Une situation toujours plus tendue

Mais si chaque camp dit vouloir éviter la guerre, les tensions autour de Taïwan n'ont fait que s'accroître à l'approche des élections. Les Etats-Unis ont en effet créé la stupeur en annonçant, fin août 2023, une aide militaire directe à Taïwan une première dans les relations entre les deux pays. "L'aide et les ventes militaires américaines (...) nuisent à la sécurité et au bien-être des compatriotes taïwanais", avait alors dénoncé le ministère chinois de la Défense.

Les présidents chinois et américain, Xi Jinping et Joe Biden, lors d'une rencontre en Californie (Etats-Unis), le 15 novembre 2023. (XIE HUANCHI / XINHUA / AFP)

Plus récemment, les dernières déclarations du président chinois ont eu de quoi inquiéter la Maison Blanche. Lors de ses vœux pour 2024, Xi Jinping a en effet assuré que "la Chine sera inévitablement réunifiée" et que "tous les Chinois, de chaque côté du détroit de Taïwan", doivent partager un objectif commun : "la gloire de la nation chinoise".

Face aux projets de Pékin, les Etats-Unis n'ont pas changé leur volonté affichée : "S'opposer à tout changement de statu quo, par chacune des parties", comme le déclarait le chef de la diplomatie américaine, Antony Blinken, en juin dernier.

"Les querelles entre Taïwan et la Chine étaient fréquentes mais ne duraient que quelques semaines ou quelques mois. Depuis 2020, la crise est devenue permanente."

Marc Julienne, spécialiste de la Chine

à franceinfo

Il faut dire que Washington, comme le reste du monde, a tout intérêt à éviter l'embrasement autour de Taïwan. "Le Japon, la Corée du Sud et les Philippines ne cachent pas leurs préoccupations, tout comme l'Union européenne", explique le chercheur, qui évoque un conflit dont les effets seraient plus larges que la guerre en Ukraine ou celle qui oppose Israël au Hamas.

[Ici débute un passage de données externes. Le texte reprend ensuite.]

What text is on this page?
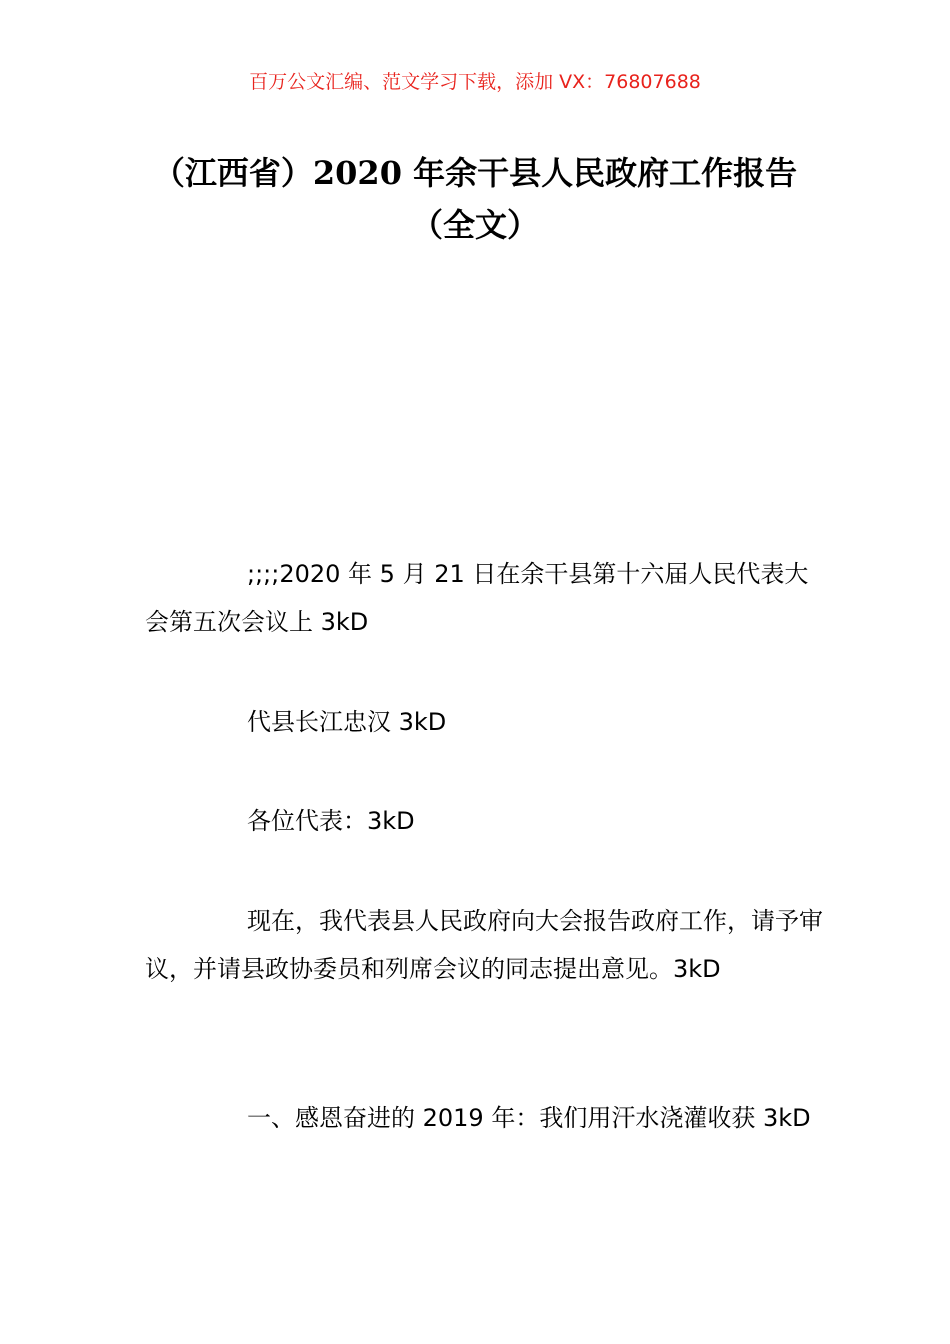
百万公文汇编、范文学习下载，添加 VX：76807688
（江西省）2020 年余干县人民政府工作报告（全文）

;;;;2020 年 5 月 21 日在余干县第十六届人民代表大会第五次会议上 3kD

代县长江忠汉 3kD

各位代表：3kD

现在，我代表县人民政府向大会报告政府工作，请予审议，并请县政协委员和列席会议的同志提出意见。3kD

一、感恩奋进的 2019 年：我们用汗水浇灌收获 3kD
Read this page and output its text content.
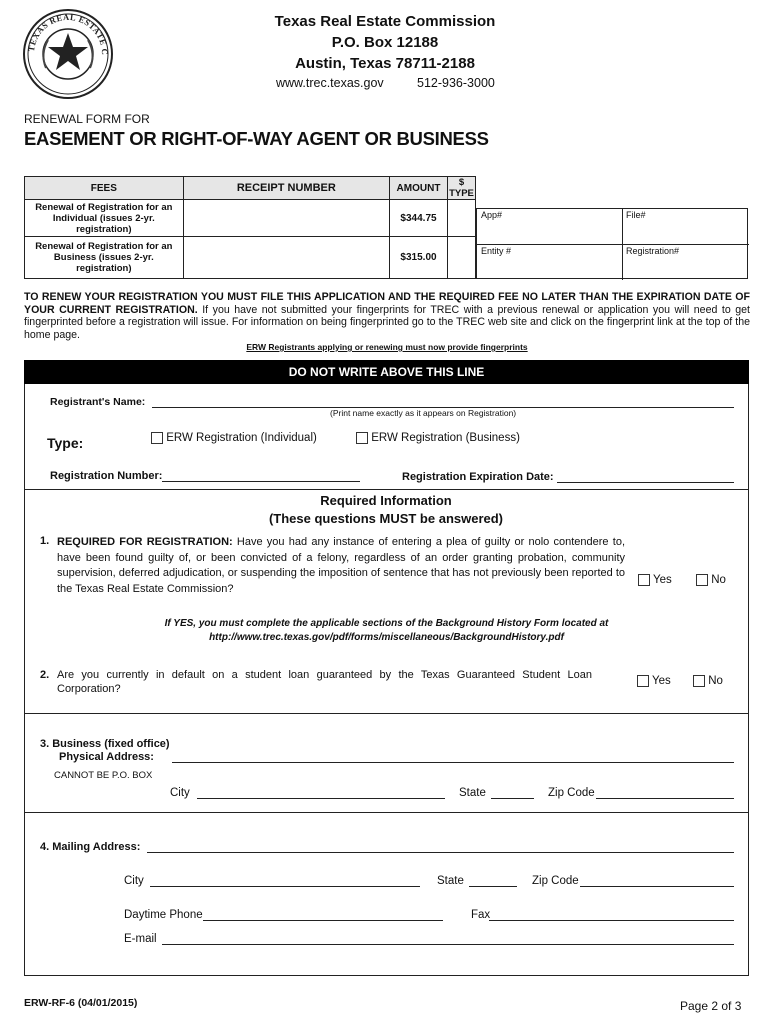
TEXAS REAL ESTATE C
Texas Real Estate Commission
P.O. Box 12188
Austin, Texas 78711-2188
www.trec.texas.gov	512-936-3000
RENEWAL FORM FOR
EASEMENT OR RIGHT-OF-WAY AGENT OR BUSINESS
FEES	RECEIPT NUMBER	AMOUNT	$ TYPE
Renewal of Registration for an Individual (issues 2-yr. registration)		$344.75	
Renewal of Registration for an Business (issues 2-yr. registration)		$315.00	
App#	File#
Entity #	Registration#
TO RENEW YOUR REGISTRATION YOU MUST FILE THIS APPLICATION AND THE REQUIRED FEE NO LATER THAN THE EXPIRATION DATE OF YOUR CURRENT REGISTRATION. If you have not submitted your fingerprints for TREC with a previous renewal or application you will need to get fingerprinted before a registration will issue. For information on being fingerprinted go to the TREC web site and click on the fingerprint link at the top of the home page.
ERW Registrants applying or renewing must now provide fingerprints
DO NOT WRITE ABOVE THIS LINE
Registrant's Name:
(Print name exactly as it appears on Registration)
Type:	ERW Registration (Individual)	ERW Registration (Business)
Registration Number:	Registration Expiration Date:
Required Information
(These questions MUST be answered)
1. REQUIRED FOR REGISTRATION: Have you had any instance of entering a plea of guilty or nolo contendere to, have been found guilty of, or been convicted of a felony, regardless of an order granting probation, community supervision, deferred adjudication, or suspending the imposition of sentence that has not previously been reported to the Texas Real Estate Commission?
Yes	No
If YES, you must complete the applicable sections of the Background History Form located at
http://www.trec.texas.gov/pdf/forms/miscellaneous/BackgroundHistory.pdf
2. Are you currently in default on a student loan guaranteed by the Texas Guaranteed Student Loan Corporation?
Yes	No
3. Business (fixed office)
Physical Address:
CANNOT BE P.O. BOX
City	State	Zip Code
4. Mailing Address:
City	State	Zip Code
Daytime Phone	Fax
E-mail
ERW-RF-6 (04/01/2015)	Page 2 of 3
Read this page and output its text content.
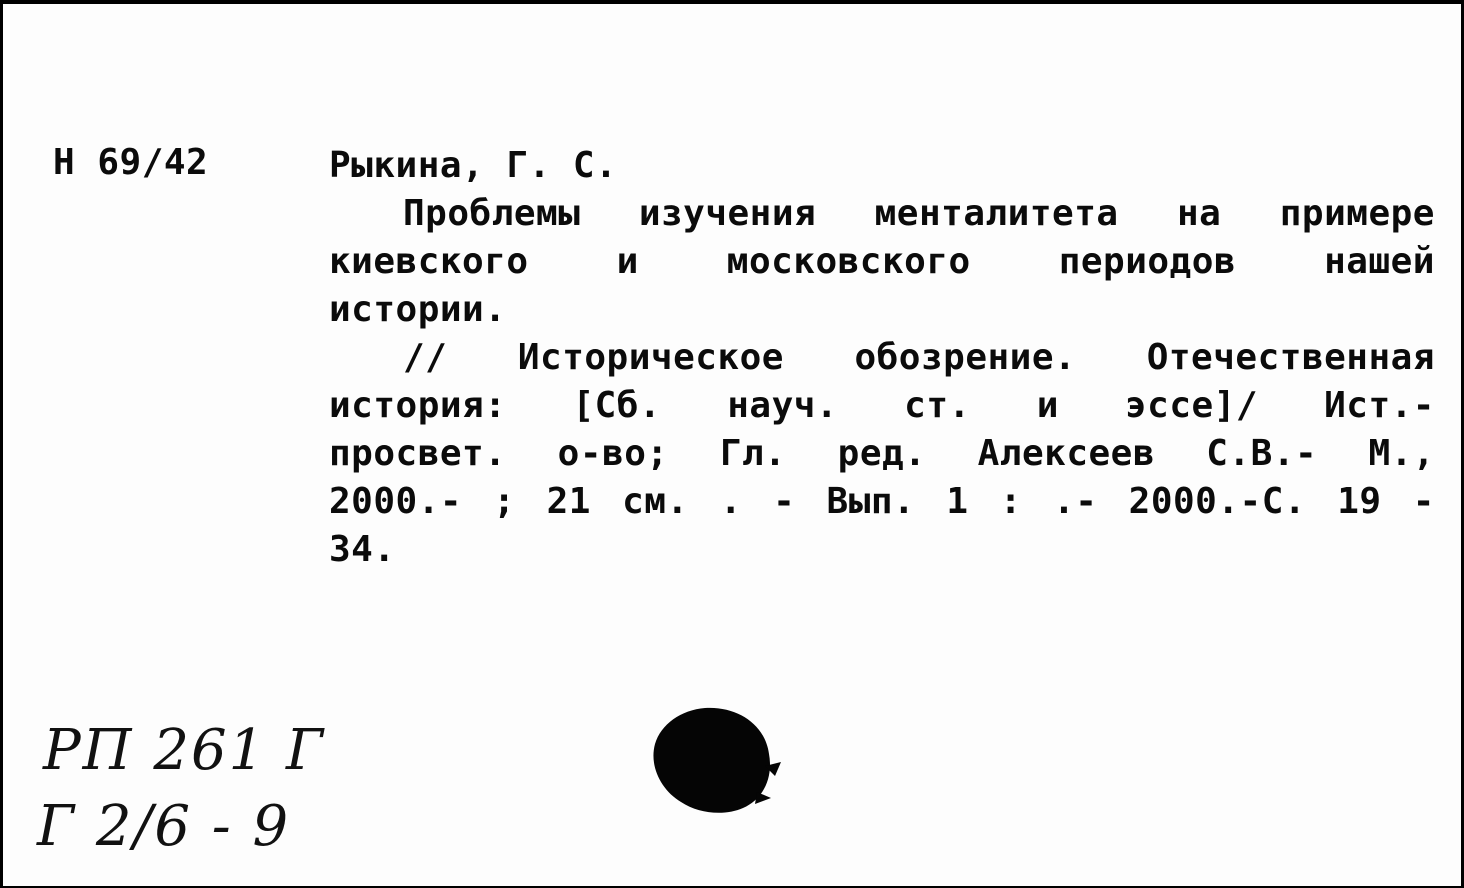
Н 69/42	Рыкина, Г. С.
Проблемы изучения менталитета на примере
киевского и московского периодов нашей
истории.
// Историческое обозрение. Отечественная
история: [Сб. науч. ст. и эссе]/ Ист.-
просвет. о-во; Гл. ред. Алексеев С.В.- М.,
2000.- ; 21 см. . - Вып. 1 : .- 2000.-С. 19 -
34.
РП 261 Г
Г 2/6 - 9
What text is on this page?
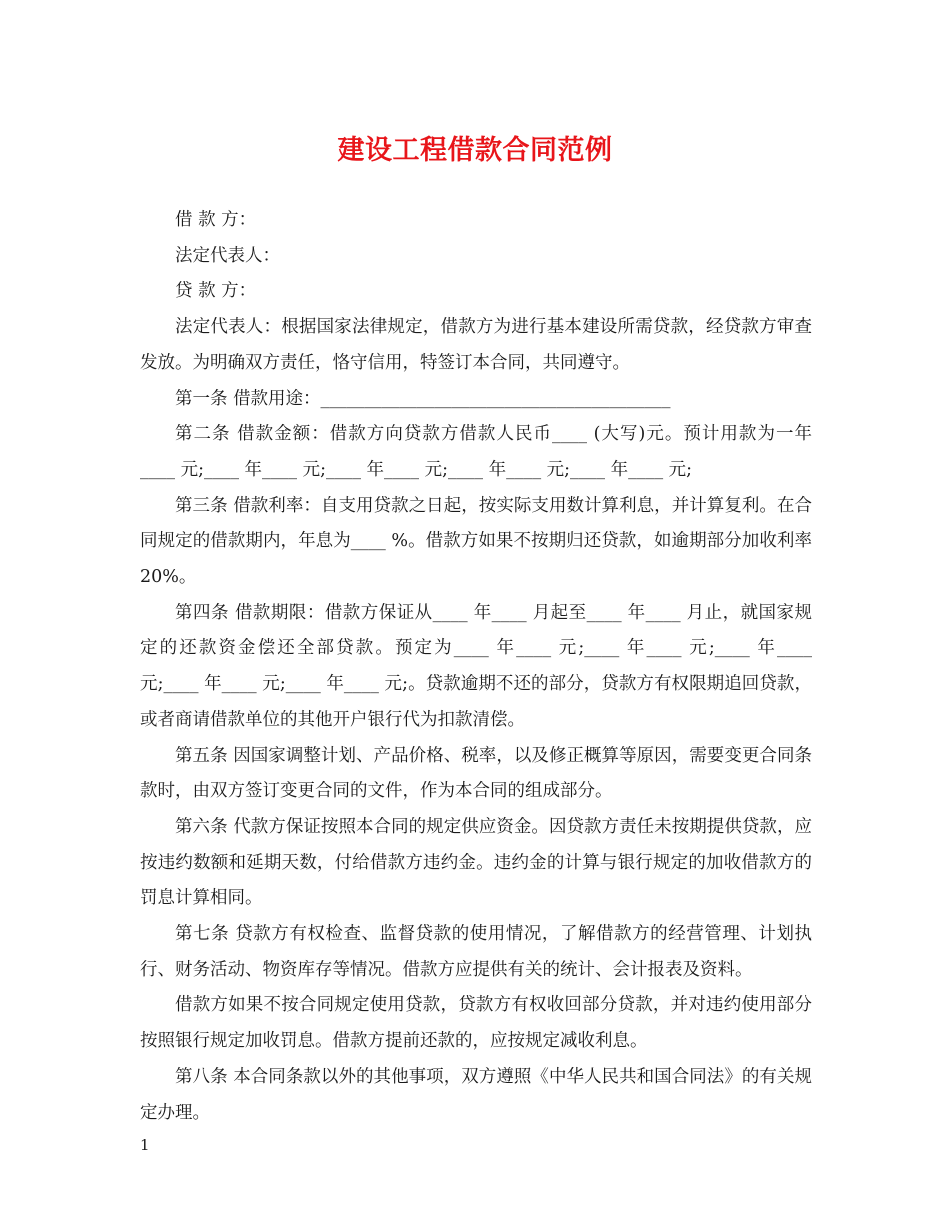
建设工程借款合同范例

借 款 方：

法定代表人：

贷 款 方：

法定代表人：根据国家法律规定，借款方为进行基本建设所需贷款，经贷款方审查发放。为明确双方责任，恪守信用，特签订本合同，共同遵守。

第一条 借款用途：________________________________________

第二条 借款金额：借款方向贷款方借款人民币____ (大写)元。预计用款为一年____ 元;____ 年____ 元;____ 年____ 元;____ 年____ 元;____ 年____ 元;

第三条 借款利率：自支用贷款之日起，按实际支用数计算利息，并计算复利。在合同规定的借款期内，年息为____ %。借款方如果不按期归还贷款，如逾期部分加收利率20%。

第四条 借款期限：借款方保证从____ 年____ 月起至____ 年____ 月止，就国家规定的还款资金偿还全部贷款。预定为____ 年____ 元;____ 年____ 元;____ 年____ 元;____ 年____ 元;____ 年____ 元;。贷款逾期不还的部分，贷款方有权限期追回贷款，或者商请借款单位的其他开户银行代为扣款清偿。

第五条 因国家调整计划、产品价格、税率，以及修正概算等原因，需要变更合同条款时，由双方签订变更合同的文件，作为本合同的组成部分。

第六条 代款方保证按照本合同的规定供应资金。因贷款方责任未按期提供贷款，应按违约数额和延期天数，付给借款方违约金。违约金的计算与银行规定的加收借款方的罚息计算相同。

第七条 贷款方有权检查、监督贷款的使用情况，了解借款方的经营管理、计划执行、财务活动、物资库存等情况。借款方应提供有关的统计、会计报表及资料。

借款方如果不按合同规定使用贷款，贷款方有权收回部分贷款，并对违约使用部分按照银行规定加收罚息。借款方提前还款的，应按规定减收利息。

第八条 本合同条款以外的其他事项，双方遵照《中华人民共和国合同法》的有关规定办理。

1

La crainte d'un nouveau conflit

"Tout le monde est lié avec Taïwan, souligne Marc Julienne. Le détroit est une route commerciale internationale extrêmement importante, le moindre incident ou même accident dans cette région du monde aura des conséquences très fortes." Principal fabricant de semi-conducteurs de moyenne et haut de gamme, Taïwan alimente par ailleurs de nombreuses industries essentielles, comme l'automobile ou l'informatique. Le pays est bien conscient de l'importance de son savoir-faire, qu'il utilise comme un bouclier et pour continuer à exister aux yeux du monde.

"Tous les acteurs scrutent ces élections, car le risque d'escalade est très élevé."

Marc Julienne, spécialiste de la Chine

à franceinfo

"Il est question d'une crise économique, mais avant tout d'une possible guerre avec plusieurs nations impliquées, voire d'une guerre mondiale", poursuit le chercheur.

Avant de rejoindre les bureaux de vote, les habitants de l'île ont d'ailleurs été de plus en plus nombreux ces derniers mois à se tourner vers des formations au maniement des armes, comme l'a observé la chaîne australienne ABC News. Un symptôme parmi d'autres de l'anxiété toujours plus forte qui frappe la région.